Install the package and load the library

install.packages("RColourBrewer")
library(RColorBrewer)

Check out what’s available:

display.brewer.all()

Pick a colour set and add the scale

ggplot(subset(penguins, !is.na(sex)),
       aes(x = bill_length_mm,
           y = flipper_length_mm,
           colour = sex,
           size = body_mass_g,
           alpha = 0.5)) +
  geom_point() +
  scale_colour_brewer(palette = "Set1")

Labeling and captions

Labels default to our variable names, which may not be what we want on our graph. We can override this with labs(). We’ll investigate this with a box plot.

ggplot(data = subset(penguins, !is.na(sex)), aes(x = sex, y = body_mass_g)) +
  geom_boxplot() +
  labs(
    x = "Sex",
    y = "Body Mass (grams)"
  )

We can also add titles and captions.

ggplot(subset(penguins, !is.na(sex)), aes(x = sex, y = body_mass_g)) +
  geom_boxplot() +
  labs(
    x = "Sex",
    y = "Body Mass (grams)",
    title = "Palmer Penguins",
    caption = "Palmer Penguins. Body mass grouped by sex. n = 333."
  )

And our text can leverage variables, using for example paste0(), which combines strings together.

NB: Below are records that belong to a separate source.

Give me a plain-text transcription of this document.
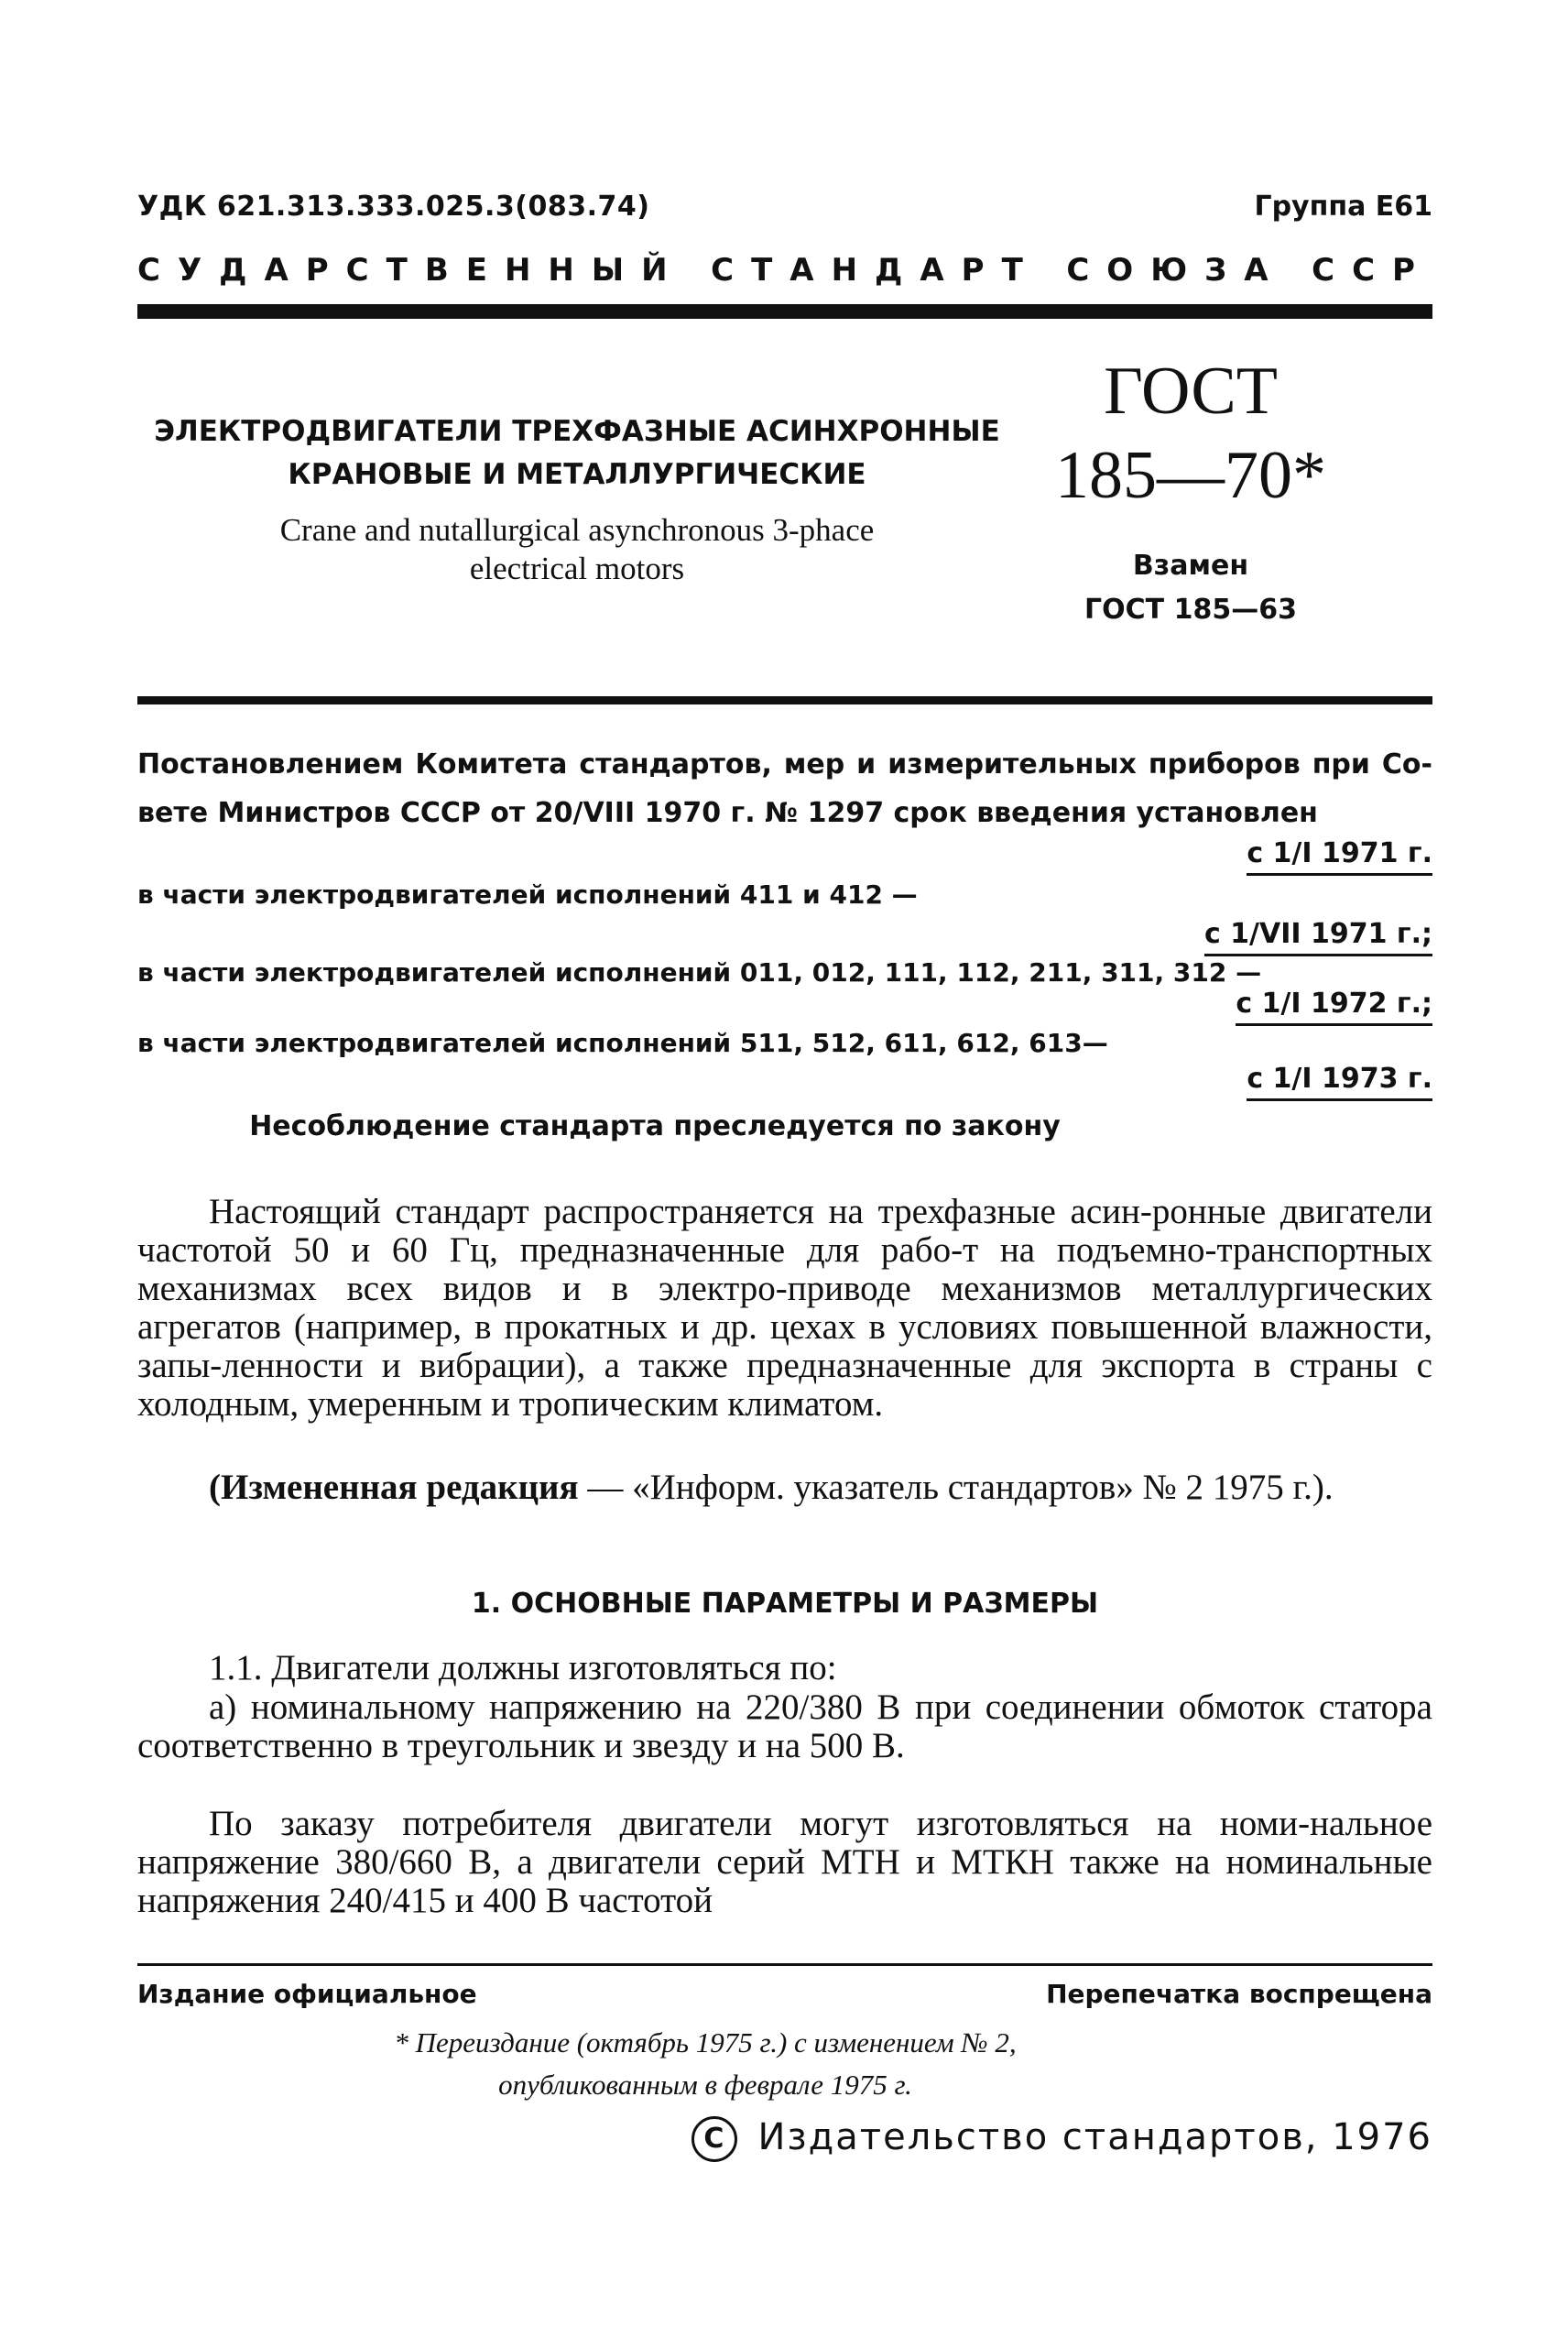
УДК 621.313.333.025.3(083.74)	Группа Е61
СУДАРСТВЕННЫЙ СТАНДАРТ СОЮЗА ССР
ЭЛЕКТРОДВИГАТЕЛИ ТРЕХФАЗНЫЕ АСИНХРОННЫЕ
КРАНОВЫЕ И МЕТАЛЛУРГИЧЕСКИЕ
Crane and nutallurgical asynchronous 3-phace
electrical motors
ГОСТ
185—70*
Взамен
ГОСТ 185—63
Постановлением Комитета стандартов, мер и измерительных приборов при Со-
вете Министров СССР от 20/VIII 1970 г. № 1297 срок введения установлен
с 1/I 1971 г.
в части электродвигателей исполнений 411 и 412 —
с 1/VII 1971 г.;
в части электродвигателей исполнений 011, 012, 111, 112, 211, 311, 312 —
с 1/I 1972 г.;
в части электродвигателей исполнений 511, 512, 611, 612, 613—
с 1/I 1973 г.
Несоблюдение стандарта преследуется по закону
Настоящий стандарт распространяется на трехфазные асин-ронные двигатели частотой 50 и 60 Гц, предназначенные для рабо-т на подъемно-транспортных механизмах всех видов и в электро-приводе механизмов металлургических агрегатов (например, в прокатных и др. цехах в условиях повышенной влажности, запы-ленности и вибрации), а также предназначенные для экспорта в страны с холодным, умеренным и тропическим климатом.
(Измененная редакция — «Информ. указатель стандартов» № 2 1975 г.).
1. ОСНОВНЫЕ ПАРАМЕТРЫ И РАЗМЕРЫ
1.1. Двигатели должны изготовляться по:
а) номинальному напряжению на 220/380 В при соединении обмоток статора соответственно в треугольник и звезду и на 500 В.
По заказу потребителя двигатели могут изготовляться на номи-нальное напряжение 380/660 В, а двигатели серий МТН и МТКН также на номинальные напряжения 240/415 и 400 В частотой
Издание официальное	Перепечатка воспрещена
* Переиздание (октябрь 1975 г.) с изменением № 2,
опубликованным в феврале 1975 г.
C Издательство стандартов, 1976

observations <- nrow(subset(penguins, !is.na(sex))) # count the number of observations

ggplot(subset(penguins, !is.na(sex)), aes(x = sex, y = body_mass_g)) +
  geom_boxplot() +
  labs(
    x = "Sex",
    y = "Body Mass (grams)",
    title = "Palmer Penguins",
    caption = paste0("Palmer Penguins. Body mass grouped by sex. n = ", observations, ".") # print the number of observations
  )

More than one geom

More than one geom can help to convey more information. To do this, we feed our data set and aesthetic mappings into ggplot(), and then call multiple geoms to represent those variables.

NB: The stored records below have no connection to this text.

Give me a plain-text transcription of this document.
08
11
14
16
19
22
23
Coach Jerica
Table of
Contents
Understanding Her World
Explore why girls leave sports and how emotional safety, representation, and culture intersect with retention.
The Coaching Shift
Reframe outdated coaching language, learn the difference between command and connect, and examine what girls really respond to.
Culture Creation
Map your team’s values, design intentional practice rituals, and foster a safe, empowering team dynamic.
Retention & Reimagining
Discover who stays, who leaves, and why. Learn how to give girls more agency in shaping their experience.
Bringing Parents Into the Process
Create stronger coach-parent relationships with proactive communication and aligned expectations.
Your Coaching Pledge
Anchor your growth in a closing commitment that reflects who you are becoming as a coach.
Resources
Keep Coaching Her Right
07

ggplot(subset(penguins, !is.na(sex)), aes(x = sex, y = body_mass_g)) +
  geom_boxplot() +
  geom_jitter(width = 0.10) + # control the width of the jitter geom
  labs(
    x = "Sex",
    y = "Body Mass (grams)",
    title = "Palmer Penguins",
    caption = paste0("Palmer Penguins. Body mass grouped by sex. n = ", observations, "."))

More than one plot

There are several ways to place more than one plot side by side. One of the easiest is to use patchwork.

Install

install.packages("patchwork")

Load

library(patchwork)

We can store plots inside variables to be called when we want. This is necessary with patchwork.

base_plot <- ggplot(subset(penguins, !is.na(sex)), aes(x = sex, y = body_mass_g))

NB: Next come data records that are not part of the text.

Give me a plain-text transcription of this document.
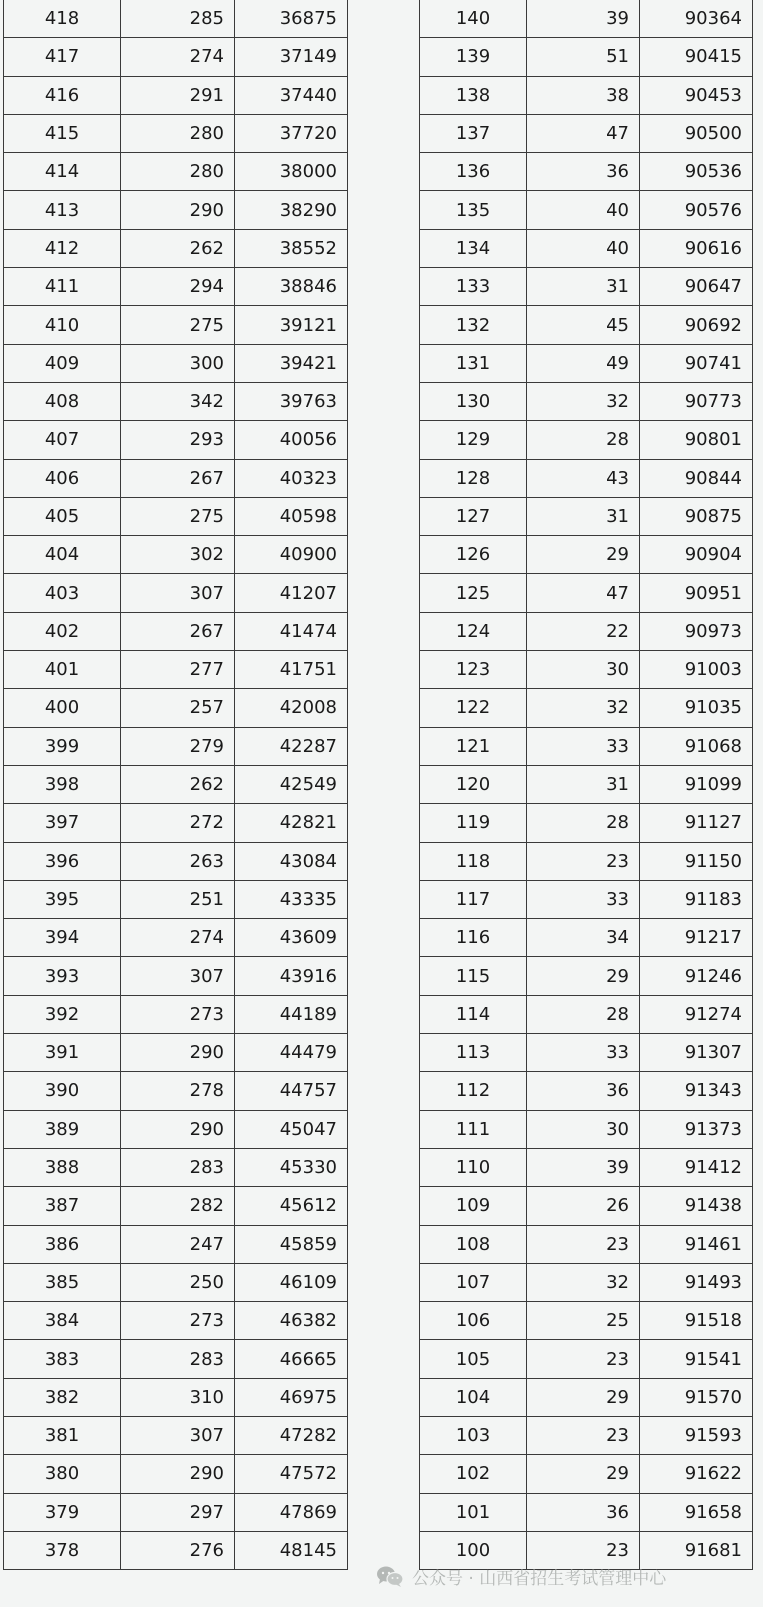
418	285	36875
417	274	37149
416	291	37440
415	280	37720
414	280	38000
413	290	38290
412	262	38552
411	294	38846
410	275	39121
409	300	39421
408	342	39763
407	293	40056
406	267	40323
405	275	40598
404	302	40900
403	307	41207
402	267	41474
401	277	41751
400	257	42008
399	279	42287
398	262	42549
397	272	42821
396	263	43084
395	251	43335
394	274	43609
393	307	43916
392	273	44189
391	290	44479
390	278	44757
389	290	45047
388	283	45330
387	282	45612
386	247	45859
385	250	46109
384	273	46382
383	283	46665
382	310	46975
381	307	47282
380	290	47572
379	297	47869
378	276	48145
140	39	90364
139	51	90415
138	38	90453
137	47	90500
136	36	90536
135	40	90576
134	40	90616
133	31	90647
132	45	90692
131	49	90741
130	32	90773
129	28	90801
128	43	90844
127	31	90875
126	29	90904
125	47	90951
124	22	90973
123	30	91003
122	32	91035
121	33	91068
120	31	91099
119	28	91127
118	23	91150
117	33	91183
116	34	91217
115	29	91246
114	28	91274
113	33	91307
112	36	91343
111	30	91373
110	39	91412
109	26	91438
108	23	91461
107	32	91493
106	25	91518
105	23	91541
104	29	91570
103	23	91593
102	29	91622
101	36	91658
100	23	91681
公众号 · 山西省招生考试管理中心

penguins_boxplot <- base_plot +
  geom_boxplot()

penguins_jitter <- base_plot +
  geom_jitter(width = 0.10)

We can then use patchwork to arrange our plots

penguins_boxplot + penguins_jitter

penguins_boxplot / penguins_jitter

There are many ways in which patchwork can arrange plots. See the chapter Arranging Plots in ggplot2: Elegant Graphics for Data Analysis for more complex examples.

Faceting a Plot

ggplot also has built in faceting options, facet_grid() and facet_wrap(), allowing use to break a plot on discrete variables.

penguins_jitter +
  facet_grid(cols = vars(island))

facet_grid() produces produces a grid for each combination of variables, whether there are values for that combination or not.

penguins_jitter +
  facet_grid(cols = vars(species), rows = vars(island))

facet_wrap() on the other hand, only produces a grid for those variables with combinations.

penguins_jitter +
  facet_wrap(vars(species, island))

Themes

There are many built in themes, as well as ways to customize themes.

ggplot(penguins, aes(x = flipper_length_mm, fill = species, colour = species)) +
  geom_density(alpha = 0.3) +
  theme_minimal()

Within a theme, we can start to customize other elements. Things that we can customize included axes elements, legend elements, panel elements, and plot elements. For example, we can build on the theme minimal and remove the panel grids above, we do this with a separate, additional call to theme():

ggplot(penguins, aes(x = flipper_length_mm, fill = species, colour = species)) +
  geom_density(alpha = 0.3) +
  theme_minimal() +
  theme(
    panel.grid = element_blank()
  )

A full list of theme options are available on the ggplot theme reference page.